Adozione degli Eurobond
Analisi e spiegazione del punto 2 del programma a cura di Sergio Di Cori Modigliani.

Per consentire di applicare nella zona euro il principio di comunità economica, per condividere e suddividere i rischi e gli interessi, il movimento cinque stelle chiede formalmente alla Banca Centrale Europea l’istituzione degli eurobond, ovvero di BPT europei e comunitari che abbiano un unico valore secco.
Gli stati si finanziano, oltre che attraverso il meccanismo retributivo del carico fiscale imposto ad aziende e persone fisiche, vendendo BPT (Buoni Poliennali del Tesoro) sul mercato internazionale. Regolarmente vengono fatte aste per piazzare questi titoli attirando investitori, e lo Stato paga degli interessi a chi acquista questi titoli. Se l’economia della nazione va molto bene, gli interessi sono molto bassi. Se l’economia va male, gli interessi sono molto alti perché il rischio è maggiore per chi investe. Il più basso interesse praticato sul pianeta sui BPT è quello del Giappone: 0,657%, nazione solida che ha un pil intorno agli 8.500 miliardi di dollari e un indebitamento pubblico intorno ai 20.000 miliardi, pari a un – 234%. Basterebbe questo dato per comprendere la falsità delle argomentazioni liberiste che sostengono come la ricchezza di una nazione derivi da una spesa pubblica contenuta. Il Giappone investe ogni anno circa 3.500 miliardi di dollari (stampando yen) nella ricerca scientifica, nell’istruzione avanzata, nell’alta tecnologia, in infrastrutture ad uso pubblico, e il consumo interno aumenta costantemente garantendo la circolazione della moneta, oltre al fatto di avere il tasso di disoccupazione più basso al mondo, intorno al 2% della popolazione attiva.
In virtù di questo principio, le discrepanze e le diseguaglianze tra situazioni economiche diverse di nazioni che si trovano sulla stessa barca vengono annullate.
In tal modo non sarebbe più la Germania con tassi molto bassi ad attirare capitali (mentre il Portogallo, la Grecia, la Spagna, l’Italia sono costretti a praticare un interesse tre volte superiore dissanguandosi) ma la comunità di nazioni nel suo insieme. La Germania è contraria al varo degli eurobond, perché mantenendo una situazione come quella attuale si avvantaggia pagando il danaro internazionale tre volte di meno dell’Italia e quindi diventando più competitiva in termini finanziari. Il Movimento Cinque Stelle ufficialmente chiede e pretende il varo immediato di eurobond e di consentire alla Banca Centrale Europea di stampare buoni del tesoro.

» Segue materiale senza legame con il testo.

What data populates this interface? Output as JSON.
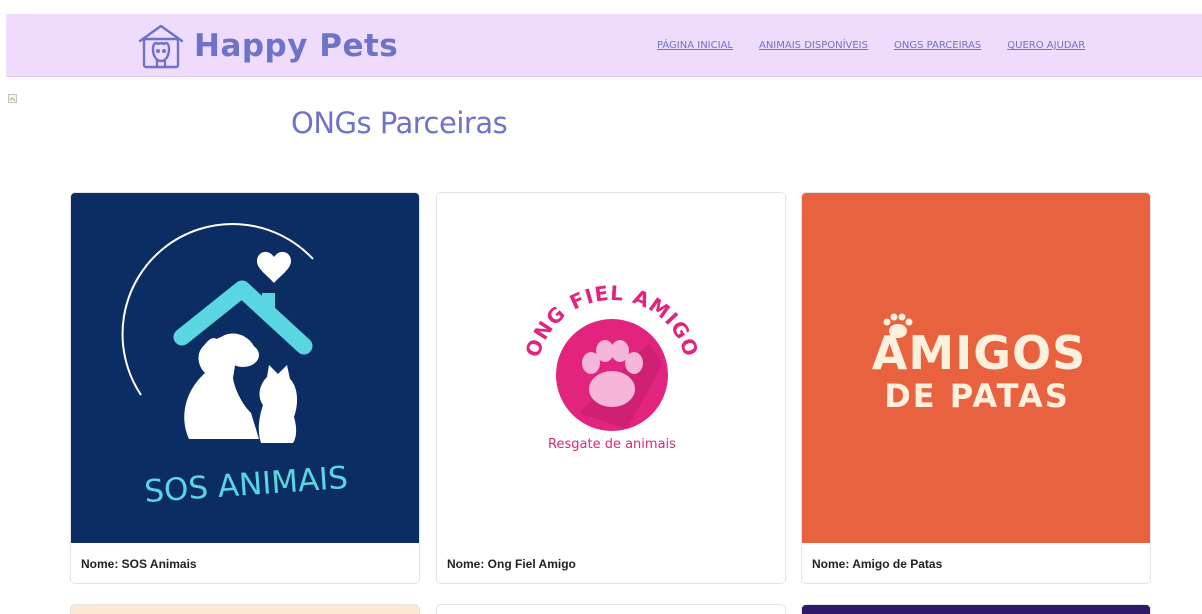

*Dal libro #VinciamoNoi di Sergio Di Cori Modigliani (Adagio, 2014), con l’introduzione e primo capitolo di Gianroberto Casaleggio– IN USCITA A MAGGIO

PUNTO 1: ABOLIZIONE FISCAL COMPACT

Il Movimento 5 Stelle, al momento, è l’unica organizzazione politica strutturata italiana, tra quelle partecipanti alla competizione elettorale europea, ad avere un programma, proprio perché è l’unica formazione davvero europeista: esattamente il contrario di ciò che affermano i professionisti al soldo della cupola mediatica. Infatti il Pd, Forza Italia, Lega Nord, agitano solo slogan demagogici generici, basati sui trend correnti, tentando di cavalcare il disagio sociale. Ecco che cosa intendono portare avanti i candidati Cinque Stelle quando andranno a Bruxelles, come portavoce europei a nome degli italiani pensanti.

Cancellazione del Fiscal Compact da parte della Repubblica Italiana.
Analisi e spiegazione del punto 1 del programma a cura di Sergio Di Cori Modigliani.

“E’ il punto centrale della battaglia in Europa per l’Italia. Il Movimento 5 Stelle è l’unica organizzazione politica italiana che ha posto nel proprio programma la necessità immediata di cancellare il Fiscal Compact, identificato come il diabolico meccanismo che distruggerà l’economia italiana.
Che cos’è il Fiscal Compact? E’ una clausola firmata dalle nazioni aderenti al Trattato di Maastricht che identifica il debito pubblico come l’elemento scatenante delle crisi economiche.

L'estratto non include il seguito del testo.